Putting it all together:

<?xml version="1.0" encoding="utf-8"?>
<!-- Got the date from https://gist.githubusercontent.com/mkouhia/f00fea7fc8d4effd9dfd/raw/500e9dbc6aa43a47e39c45ba230738ff4544709f/biblatex-to-bibtex.conf -->
<config>
  <output_fieldcase>lower</output_fieldcase>
  <output_resolve>1</output_resolve>
  <output_safechars>1</output_safechars>
  <output_format>bibtex</output_format>
  <sourcemap>
    <maps datatype="bibtex">
      <!-- Easy type conversions -->
      <map>
        <map_step map_type_source="report" map_type_target="techreport"/>
        <map_step map_type_source="online" map_type_target="misc"/>
      </map>
      <!-- Date to year, month -->
      <map>
        <map_step map_field_source="date"
        map_field_target="year" />
      </map>
      <map>
        <map_step map_field_source="year"
        map_match="(\d{4}|\d{2})-(\d{1,2})-(\d{1,2})"
        map_final="1" />
        <map_step map_field_source="year"
        map_match="(\d{4}|\d{2})-(\d{1,2})-(\d{1,2})"
        map_replace="$1" />
        <map_step map_field_set="month" map_origfieldval="1" />
        <map_step map_field_source="month"
        map_match="(\d{4}|\d{2})-(\d{1,2})-(\d{1,2})"
        map_replace="$2" />
      </map>
      <map>
        <map_step map_field_source="year"
        map_match="(\d{4}|\d{2})-(\d{1,2})" map_final="1" />
        <map_step map_field_source="year"
        map_match="(\d{4}|\d{2})-(\d{1,2})" map_replace="$1" />
        <map_step map_field_set="month" map_origfieldval="1" />
        <map_step map_field_source="month"
        map_match="(\d{4}|\d{2})-(\d{1,2})" map_replace="$2" />
      </map>
    </maps>
  </sourcemap>
</config>

However, we have not yet mapped journaltitle and location.
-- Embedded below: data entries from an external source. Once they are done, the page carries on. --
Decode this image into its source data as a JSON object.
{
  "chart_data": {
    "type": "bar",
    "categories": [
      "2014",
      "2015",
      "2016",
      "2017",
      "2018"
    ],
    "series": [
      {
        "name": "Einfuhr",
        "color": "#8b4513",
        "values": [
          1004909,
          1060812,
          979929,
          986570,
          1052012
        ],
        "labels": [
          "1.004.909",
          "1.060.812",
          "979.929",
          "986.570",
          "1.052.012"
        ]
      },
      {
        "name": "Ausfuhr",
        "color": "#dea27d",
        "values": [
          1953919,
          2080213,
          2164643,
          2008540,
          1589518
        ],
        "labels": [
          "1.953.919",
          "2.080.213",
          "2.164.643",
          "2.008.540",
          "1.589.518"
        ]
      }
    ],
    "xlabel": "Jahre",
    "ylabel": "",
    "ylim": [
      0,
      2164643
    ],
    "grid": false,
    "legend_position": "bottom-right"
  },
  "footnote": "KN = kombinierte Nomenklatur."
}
These are now easier to set on the command line so we shall do so. Also note that in order to have the date logic work, we will need the --output-legacy-date option as well.

# Runs
biber --tool --configfile=biberConf.xml references.bib --output-file refsTmp.bib --output-legacy-date --output-field-replace=location:address,journaltitle:journal

This gives a sphinx compatible file:

@misc{grasedyckParameterdependentSmootherMultigrid2020,
  author = {Grasedyck, Lars and Klever, Maren and L\"{o}bbert, Christian and Werthmann, Tim A.},
  url = {http://arxiv.org/abs/2008.00927},
  eprint = {2008.00927},
  eprinttype = {arxiv},
  keywords = {65N55; 15A69,Mathematics - Numerical Analysis},
  month = {08},
  title = {A Parameter-Dependent Smoother for the Multigrid Method},
  urldate = {2021-05-22},
  year = {2020},
}

@article{grasedyckDistributedHierarchicalSVD2018,
  author = {Grasedyck, Lars and L\"{o}bbert, Christian},
  url = {https://onlinelibrary.wiley.com/doi/abs/10.1002/nla.2174},
  annotation = {\_eprint: https://onlinelibrary.wiley.com/doi/pdf/10.1002/nla.2174},
  doi = {10.1002/nla.2174},
  issn = {1099-1506},
  journal = {Numerical Linear Algebra with Applications},
  keywords = {Hierarchical Tucker,HT,multigrid,parallel algorithms,SVD,tensor arithmetic},
  langid = {english},
  number = {6},
  pages = {e2174},
  title = {Distributed Hierarchical {{SVD}} in the {{Hierarchical Tucker}} Format},
  urldate = {2021-05-22},
  volume = {25},
  year = {2018},
}

@article{grasedyckHierarchicalSingularValue2010,
  author = {Grasedyck, Lars},
  publisher = {Society for Industrial and Applied Mathematics},
  url = {https://epubs.siam.org/doi/abs/10.1137/090764189},
  doi = {10.1137/090764189},
  issn = {0895-4798},
  journal = {SIAM Journal on Matrix Analysis and Applications},
  month = {01},
  number = {4},
  pages = {2029--2054},
  shortjournal = {SIAM J. Matrix Anal. Appl.},
  title = {Hierarchical {{Singular Value Decomposition}} of {{Tensors}}},
  urldate = {2021-05-22},
  volume = {31},
  year = {2010},
}

Conclusions

This was a rather annoying excursion into the unpleasant underbelly of bibtex and biblatex. The biber solution is actually rather elegant, but most definitely not immediately obvious.